Two driving forces in the market are pushing the adoption and use of connected TV devices–streaming media players and the TV itself.
Smart TVs have a strong focus on elements such as online interactivity, Internet television, home networking, over-the-top content and on-demand video streaming—capabilities not present in older television sets.
Similar to how a smartphone integrates the handset’s operating system with a multitude of applications, smart TVs allow the convergence of the Internet with televisions.
At the same time, the introduction of devices, such as Chromecast, are likely to help drive the number of installed and connected media players to 31 million by 2015 and outpace connected Blu-ray players by mid-2014, the report said.
Among those devices, 65 percent will end up being connected to the Internet by consumers in 2015 compared to just 56 percent currently connected. Meanwhile, more connected TVs are being produced, purchased, installed and ultimately connected to the Internet, and by 2015 there will be 23 million installed and connected.
“As consumers connect TVs to the Internet, they are not only using streaming services such as Netflix, they also switch from linear and on-demand TV programming to TV network apps such as HBO GO or WatchESPN,” John Buffone, executive director of industry analyst for NPD Connected Intelligence, said in a statement. “This change in behavior emphasizes the importance of developing strong watch apps and ensuring they are available on all the devices viewers use to connect their TVs.”

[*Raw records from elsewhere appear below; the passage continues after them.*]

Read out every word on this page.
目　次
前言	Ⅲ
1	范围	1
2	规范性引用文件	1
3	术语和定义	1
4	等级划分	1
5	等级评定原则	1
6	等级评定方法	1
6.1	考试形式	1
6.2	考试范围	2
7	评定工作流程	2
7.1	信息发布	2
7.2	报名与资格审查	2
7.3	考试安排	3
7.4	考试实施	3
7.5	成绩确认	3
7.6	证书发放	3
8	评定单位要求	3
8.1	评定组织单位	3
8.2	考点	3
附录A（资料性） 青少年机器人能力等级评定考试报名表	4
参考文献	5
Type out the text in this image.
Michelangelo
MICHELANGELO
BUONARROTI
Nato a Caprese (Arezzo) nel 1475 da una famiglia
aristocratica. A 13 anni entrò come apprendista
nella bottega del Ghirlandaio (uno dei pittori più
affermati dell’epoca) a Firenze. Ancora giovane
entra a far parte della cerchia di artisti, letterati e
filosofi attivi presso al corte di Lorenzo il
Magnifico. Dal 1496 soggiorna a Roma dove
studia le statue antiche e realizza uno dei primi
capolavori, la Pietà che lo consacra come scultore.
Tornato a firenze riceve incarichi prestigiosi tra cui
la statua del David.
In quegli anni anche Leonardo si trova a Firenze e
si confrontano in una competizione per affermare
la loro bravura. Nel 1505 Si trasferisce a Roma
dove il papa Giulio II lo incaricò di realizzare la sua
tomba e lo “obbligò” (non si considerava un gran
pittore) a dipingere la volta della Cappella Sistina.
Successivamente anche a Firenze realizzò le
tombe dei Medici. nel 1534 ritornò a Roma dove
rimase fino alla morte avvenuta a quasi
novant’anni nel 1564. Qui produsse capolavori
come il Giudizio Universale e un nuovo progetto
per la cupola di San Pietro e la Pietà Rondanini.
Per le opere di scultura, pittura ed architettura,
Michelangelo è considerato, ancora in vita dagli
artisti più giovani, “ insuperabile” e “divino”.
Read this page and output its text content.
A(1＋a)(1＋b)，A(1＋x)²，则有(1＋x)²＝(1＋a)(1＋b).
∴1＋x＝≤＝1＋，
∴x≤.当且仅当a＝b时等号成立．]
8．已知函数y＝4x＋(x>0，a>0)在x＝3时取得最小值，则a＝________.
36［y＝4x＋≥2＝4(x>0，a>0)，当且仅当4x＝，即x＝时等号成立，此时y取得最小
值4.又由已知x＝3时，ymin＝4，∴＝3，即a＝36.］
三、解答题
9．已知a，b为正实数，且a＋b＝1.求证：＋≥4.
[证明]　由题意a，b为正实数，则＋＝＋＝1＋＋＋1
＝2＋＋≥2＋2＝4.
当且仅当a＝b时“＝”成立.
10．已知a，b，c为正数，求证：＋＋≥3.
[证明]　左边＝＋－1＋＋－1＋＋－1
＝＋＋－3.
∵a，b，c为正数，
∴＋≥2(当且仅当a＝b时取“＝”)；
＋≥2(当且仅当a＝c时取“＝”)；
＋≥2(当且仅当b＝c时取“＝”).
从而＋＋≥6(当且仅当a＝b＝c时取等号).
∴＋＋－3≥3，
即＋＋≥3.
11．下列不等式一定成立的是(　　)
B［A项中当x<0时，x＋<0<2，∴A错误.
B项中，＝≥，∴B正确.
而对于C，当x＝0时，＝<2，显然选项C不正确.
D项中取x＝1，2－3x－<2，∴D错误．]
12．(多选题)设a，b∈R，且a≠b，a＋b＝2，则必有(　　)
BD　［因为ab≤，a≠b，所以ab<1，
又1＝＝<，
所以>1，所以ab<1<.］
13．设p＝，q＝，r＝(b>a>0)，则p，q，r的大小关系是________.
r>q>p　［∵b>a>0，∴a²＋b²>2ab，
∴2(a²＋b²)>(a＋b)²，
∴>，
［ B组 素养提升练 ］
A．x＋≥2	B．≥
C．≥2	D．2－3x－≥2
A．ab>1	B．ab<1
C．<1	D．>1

The report noted connected TVs, once just a middleman for connected devices, are becoming a much more prominent piece of the living-room experience.
However, while TVs and streaming media players are expected to see the most growth, video-game consoles, such as the recently released Microsoft Xbox One and Sony’s PlayStation 4, will remain the most-connected device to the TV.
The bad news for the television market is that nearly three-quarters of U.S. consumers are not interested in buying a smart TV during the next 12 months, according to the results of an October survey conducted by the TV Systems Intelligence Service at IT research firm IHS.
Among consumers not aware of smart TVs, purchase intention for this type of television was just 7 percent. However, more than 30 percent of consumers who said they were aware of smart TVs indicated they intend to purchase this type of set during the next 12 months.
The survey also revealed 75 percent of smart TV owners possess a smartphone, and 65 percent have a tablet, which creates an opportunity for secondary-screen applications, including content discovery, content sharing or mirroring and remote control.